Step1: Recall Trapezoid Properties

A trapezoid has one pair of parallel sides (bases). Let the top and bottom bases be parallel.

Step2: Identify Angle Pairs

∠1 and ∠3: The legs are transversals. ∠1 and ∠3 are same - side interior angles? No, wait, ∠1 and ∠3: Wait, in a trapezoid with bases parallel, ∠1 and ∠3 are supplementary? Wait, no, let's correct. In a trapezoid, consecutive angles between the bases are supplementary. Wait, the two parallel sides (bases) and the legs as transversals. So ∠1 and ∠3: Wait, no, ∠1 and ∠3: Wait, the top base and bottom base are parallel. The left leg is a transversal. So ∠1 (on top left) and ∠3 (on bottom left) are same - side interior angles? Wait, no, same - side interior angles are supplementary when lines are parallel. Wait, actually, in a trapezoid, ∠1 and ∠3 are supplementary? Wait, no, let's think again. The sum of interior angles of a quadrilateral is 360°. But for the parallel sides: ∠1 and ∠3: Wait, no, ∠1 and ∠3: Wait, the two parallel sides (let's say top and bottom) and the left leg. So ∠1 (top left) and ∠3 (bottom left) are same - side interior angles, so they are supplementary (sum to 180°). Similarly, ∠2 (top right) and ∠4 (bottom right) are same - side interior angles, so they are supplementary.

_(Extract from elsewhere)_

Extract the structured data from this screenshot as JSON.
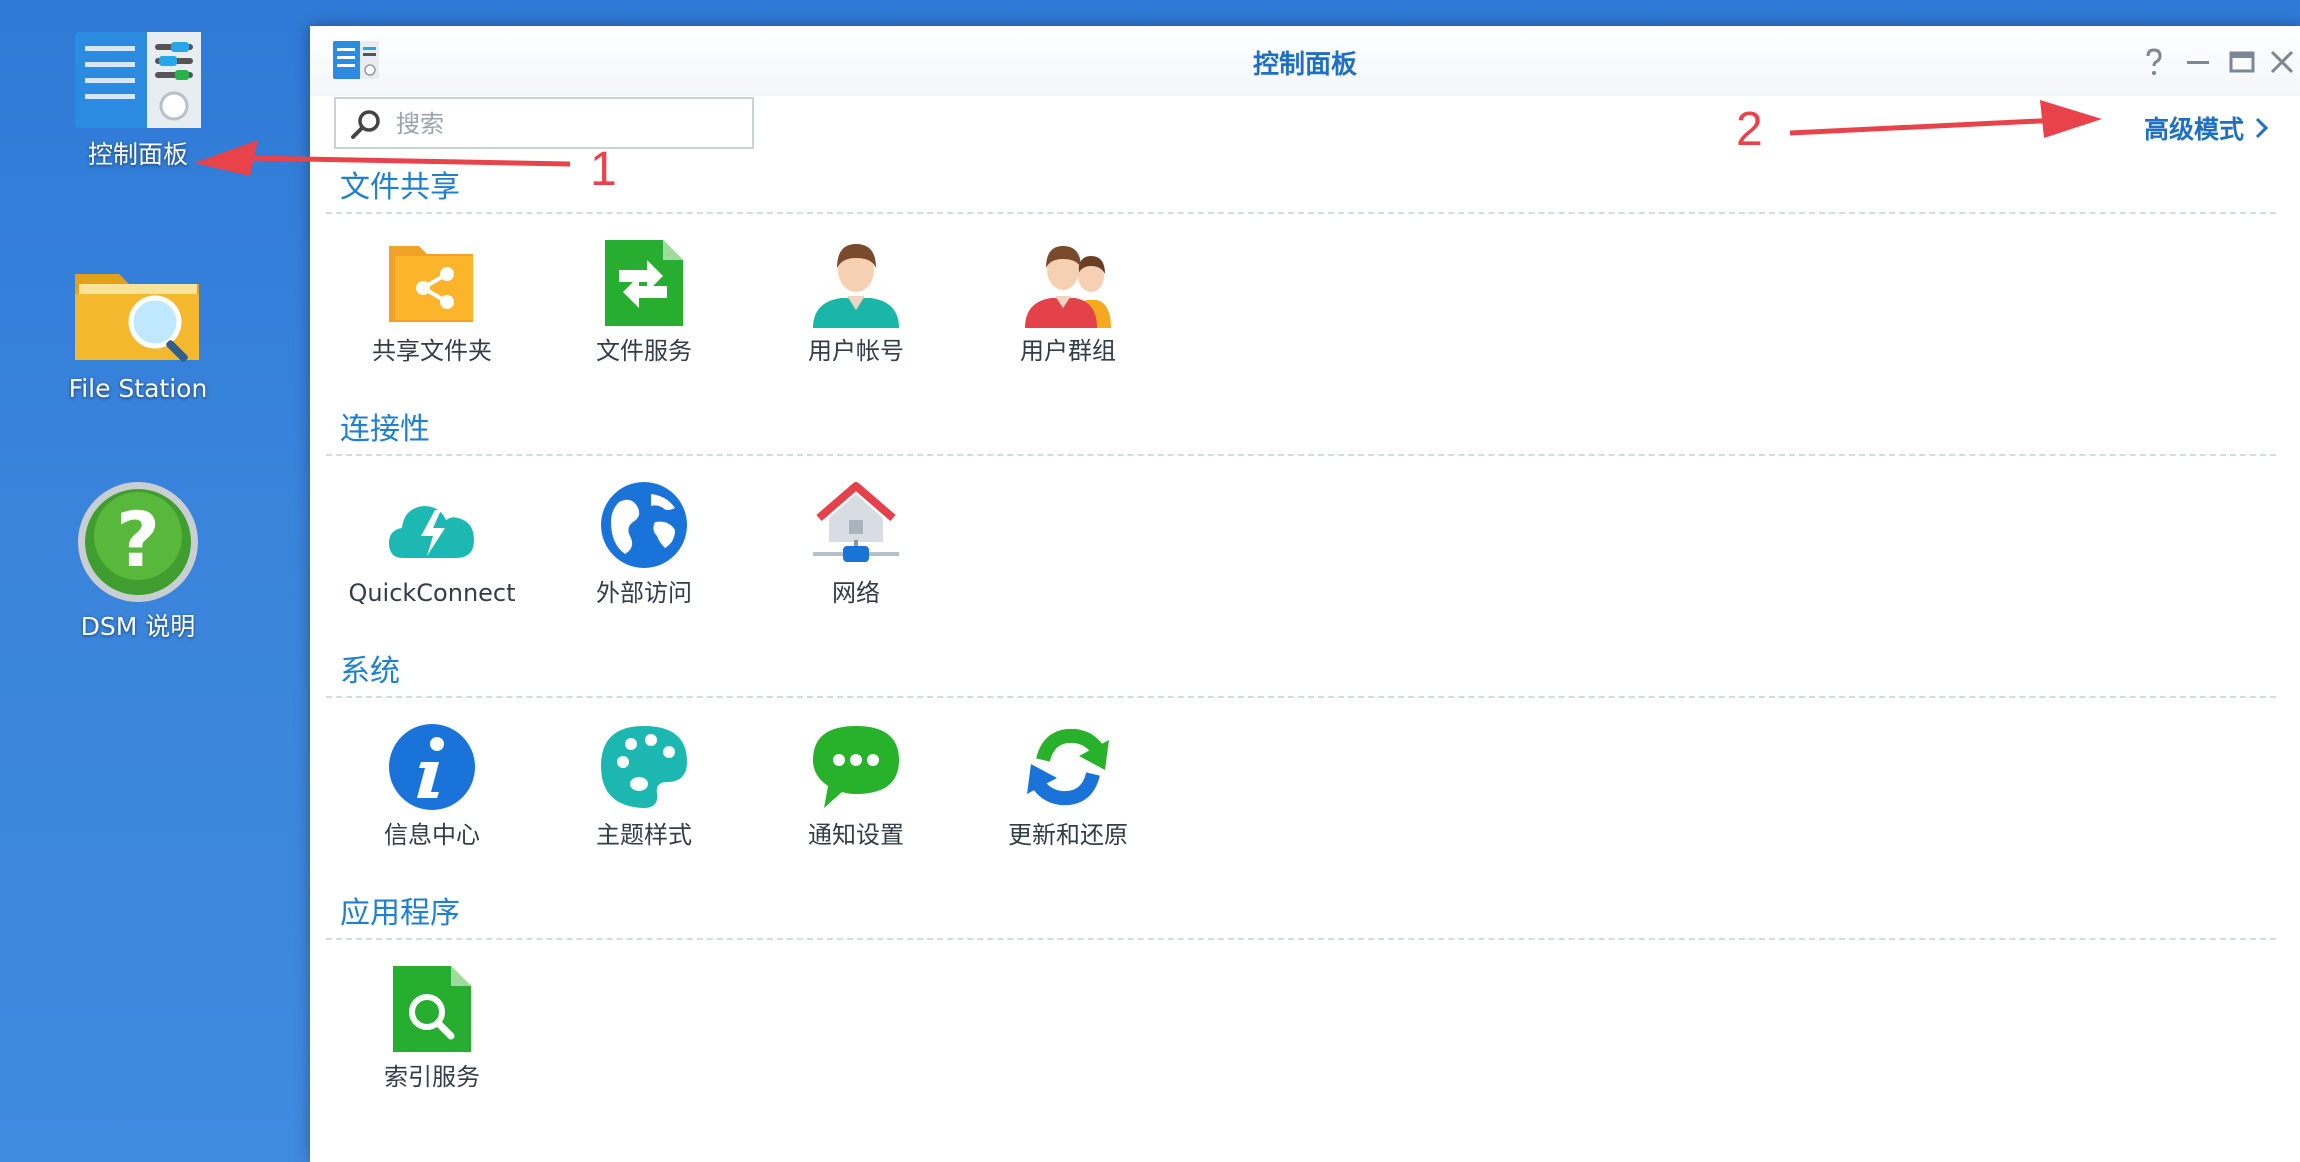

So ∠1 and ∠3 are supplementary, ∠2 and ∠4 are supplementary because they are same - side interior angles formed by parallel lines (the bases of the trapezoid) and a transversal (the legs).

Answer:

∠1 and ∠\(3\) are supplementary and ∠\(2\) and ∠\(4\) are supplementary because they are same - side interior angles formed by parallel lines (the bases of the trapezoid) and a transversal (the legs).